Guy: I’m okay, thanks. I-
Girl Clerk: Are you picking someone up?
Girl Clerk: Let me guess, short blonde? She’s going to be done in-
Guy: No, no I’m not. I’m actually-
Girl Clerk: Oh a gift certificate? Well those come in either sessions or-
Guy: Listen, I’m not here for a gift certificate.
Girl Clerk: I hope your not asking me out, I have a boyfriend.
Guy: I’m not. I-
Girl Clerk: You need directions? There’s a gas station right next do-
Guy: I need a room.
Guy: A room. A tanning bed. Whatever you call it, you know, a room.
Girl Clerk: I don’t understand.
Guy: (Leaning in) I want to pay you to lie in a bed and get a tan.
Girl Clerk: Excuse me, I am not going to lie in bed and get a tan with you.
Guy: (Sternly) I didn’t say “with me.”
Another customer walks in
Customer: (To Guy) Are you in line?
Guy: Pssht, no. (Looks at Clerk and vigorously shakes his head)
Girl Clerk: Yes, yes you just asked me for a room.
Guy: Ha! No I didn’t, are you crazy? (turns to customer) She’s crazy. (To cashier) I didn’t ask for a room you crazy bitch.
Girl Clerk: You absolutely did. (Typing furiously on a computer) Ok, room 10 is available.
Customer: (Stares at Guy)
Guy: Oh so now you competely understand what I’m talking about, huh? Listen, I’m just picking up a gift certificate for my girlfriend. (Turns to Customer) She’s so hot.
Another male customer walks in
Guy: Look! Guys tan, I told you!
Customer 2: I’m picking up my girlfriend, homo.
Guy: Me too, douche bag… I was kidding.
Customer 2: Oh, I was kidding too. I’m actually getting a tan.
Guy: Oh really? Nice, me too.
Customer 2: Gotcha, faggot!
Guy: You wish.
Customer 2: What?
Girl Clerk: (To Guy) Oh wait, I know you. your name is in the computer. Hang on. (Furiously types) Yeah, you’ve got 7 sessions left.

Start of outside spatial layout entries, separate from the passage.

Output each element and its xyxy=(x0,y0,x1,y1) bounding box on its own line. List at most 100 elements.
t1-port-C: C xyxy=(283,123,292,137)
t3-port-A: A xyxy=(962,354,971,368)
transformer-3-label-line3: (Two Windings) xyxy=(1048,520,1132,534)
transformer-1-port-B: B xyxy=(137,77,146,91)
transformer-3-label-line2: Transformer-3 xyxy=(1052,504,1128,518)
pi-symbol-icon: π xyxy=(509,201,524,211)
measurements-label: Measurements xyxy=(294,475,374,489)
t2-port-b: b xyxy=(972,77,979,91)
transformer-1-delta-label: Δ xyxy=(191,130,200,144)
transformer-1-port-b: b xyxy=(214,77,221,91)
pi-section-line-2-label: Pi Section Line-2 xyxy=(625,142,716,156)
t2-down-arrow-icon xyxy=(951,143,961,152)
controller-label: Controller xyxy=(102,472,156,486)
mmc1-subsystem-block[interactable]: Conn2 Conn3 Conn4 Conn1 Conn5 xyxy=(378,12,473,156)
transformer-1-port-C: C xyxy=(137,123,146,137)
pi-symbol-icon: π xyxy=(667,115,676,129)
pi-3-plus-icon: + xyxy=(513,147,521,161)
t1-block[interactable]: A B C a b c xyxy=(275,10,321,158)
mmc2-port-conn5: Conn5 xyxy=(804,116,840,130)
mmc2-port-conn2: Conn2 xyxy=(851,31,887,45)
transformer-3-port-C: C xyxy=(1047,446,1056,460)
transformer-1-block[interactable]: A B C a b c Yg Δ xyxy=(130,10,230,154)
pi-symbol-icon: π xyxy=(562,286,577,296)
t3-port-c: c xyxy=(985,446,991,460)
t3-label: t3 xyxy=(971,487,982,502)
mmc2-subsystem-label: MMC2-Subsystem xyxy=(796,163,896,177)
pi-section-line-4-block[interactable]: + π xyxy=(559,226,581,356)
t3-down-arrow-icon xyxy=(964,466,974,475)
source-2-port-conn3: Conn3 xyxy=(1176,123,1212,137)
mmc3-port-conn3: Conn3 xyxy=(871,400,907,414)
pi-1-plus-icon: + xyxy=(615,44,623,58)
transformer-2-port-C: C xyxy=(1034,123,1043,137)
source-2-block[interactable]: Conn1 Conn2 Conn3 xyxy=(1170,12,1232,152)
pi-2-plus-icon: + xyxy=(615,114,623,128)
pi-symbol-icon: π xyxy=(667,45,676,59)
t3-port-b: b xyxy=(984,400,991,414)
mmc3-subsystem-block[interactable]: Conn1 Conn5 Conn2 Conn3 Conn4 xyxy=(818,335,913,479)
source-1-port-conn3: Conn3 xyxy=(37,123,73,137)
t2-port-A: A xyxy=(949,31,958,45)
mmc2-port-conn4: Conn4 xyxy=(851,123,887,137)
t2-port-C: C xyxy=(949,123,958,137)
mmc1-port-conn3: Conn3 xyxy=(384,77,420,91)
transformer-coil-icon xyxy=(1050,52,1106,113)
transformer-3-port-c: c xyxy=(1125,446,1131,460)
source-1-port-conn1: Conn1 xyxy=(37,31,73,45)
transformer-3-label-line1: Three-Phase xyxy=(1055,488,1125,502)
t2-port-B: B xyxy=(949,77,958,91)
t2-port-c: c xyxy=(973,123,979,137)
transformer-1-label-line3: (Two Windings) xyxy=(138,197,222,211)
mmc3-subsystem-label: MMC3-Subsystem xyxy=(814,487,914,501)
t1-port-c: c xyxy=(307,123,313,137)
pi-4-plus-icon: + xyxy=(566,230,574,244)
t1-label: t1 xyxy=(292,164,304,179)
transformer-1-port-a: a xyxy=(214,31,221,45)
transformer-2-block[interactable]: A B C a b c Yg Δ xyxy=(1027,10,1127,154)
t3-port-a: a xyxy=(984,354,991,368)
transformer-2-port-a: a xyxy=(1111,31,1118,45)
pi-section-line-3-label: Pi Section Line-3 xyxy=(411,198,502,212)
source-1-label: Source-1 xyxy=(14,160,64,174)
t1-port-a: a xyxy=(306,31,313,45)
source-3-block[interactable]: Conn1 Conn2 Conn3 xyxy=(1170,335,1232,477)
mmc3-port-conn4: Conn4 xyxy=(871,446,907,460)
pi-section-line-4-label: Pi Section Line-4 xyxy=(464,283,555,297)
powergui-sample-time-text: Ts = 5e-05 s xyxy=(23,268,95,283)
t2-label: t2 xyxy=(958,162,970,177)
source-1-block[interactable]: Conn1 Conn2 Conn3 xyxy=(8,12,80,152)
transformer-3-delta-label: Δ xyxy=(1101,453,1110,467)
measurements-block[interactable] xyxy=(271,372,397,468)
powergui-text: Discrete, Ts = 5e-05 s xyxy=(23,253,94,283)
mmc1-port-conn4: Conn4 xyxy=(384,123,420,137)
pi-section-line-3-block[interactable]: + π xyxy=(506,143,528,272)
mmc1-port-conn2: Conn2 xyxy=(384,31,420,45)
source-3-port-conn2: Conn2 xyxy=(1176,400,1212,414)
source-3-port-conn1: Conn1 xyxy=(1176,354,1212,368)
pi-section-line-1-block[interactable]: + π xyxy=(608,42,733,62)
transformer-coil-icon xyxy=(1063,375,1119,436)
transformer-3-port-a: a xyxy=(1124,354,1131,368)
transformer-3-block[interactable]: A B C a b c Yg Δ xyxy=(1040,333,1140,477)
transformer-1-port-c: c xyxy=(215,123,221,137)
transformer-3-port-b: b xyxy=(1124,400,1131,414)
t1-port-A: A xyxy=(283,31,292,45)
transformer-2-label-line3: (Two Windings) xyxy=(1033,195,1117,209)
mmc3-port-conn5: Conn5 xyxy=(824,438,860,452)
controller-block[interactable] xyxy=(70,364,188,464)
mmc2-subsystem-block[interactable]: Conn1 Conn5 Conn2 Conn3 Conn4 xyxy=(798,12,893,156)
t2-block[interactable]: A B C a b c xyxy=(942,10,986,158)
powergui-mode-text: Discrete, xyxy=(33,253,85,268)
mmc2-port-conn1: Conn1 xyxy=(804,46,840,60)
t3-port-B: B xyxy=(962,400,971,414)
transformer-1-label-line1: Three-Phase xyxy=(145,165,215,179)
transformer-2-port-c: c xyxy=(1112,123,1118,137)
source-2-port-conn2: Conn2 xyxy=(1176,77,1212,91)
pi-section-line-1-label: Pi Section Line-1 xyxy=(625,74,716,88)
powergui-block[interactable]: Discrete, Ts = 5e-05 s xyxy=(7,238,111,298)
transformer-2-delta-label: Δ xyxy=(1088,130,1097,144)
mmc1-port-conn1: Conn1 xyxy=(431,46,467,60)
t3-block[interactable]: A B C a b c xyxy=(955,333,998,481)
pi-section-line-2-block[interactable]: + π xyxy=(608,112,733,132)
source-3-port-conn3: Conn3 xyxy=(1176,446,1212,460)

Guy: (Laughing nervously) No, I don’t think that’s me.
Girl Clerk: Nope, there’s a picture of you right here. You’re name is-
Guy: (Suddenly lunges at the computer, picks up the monitor and hurls it through the glass window. Everyone sits in stunned silence) You know what, I have a few errands to do. Just tell my girlfriend to text me when she gets out. Lates. (Guy angrily storms out)
Girl Clerk: (Looking out the window) I don’t believe this. (Outside, Guy has changed into a speedo and is lying on the hood of his car.)
Guy: (Suddenly notices everyone looking at him.) Faggots!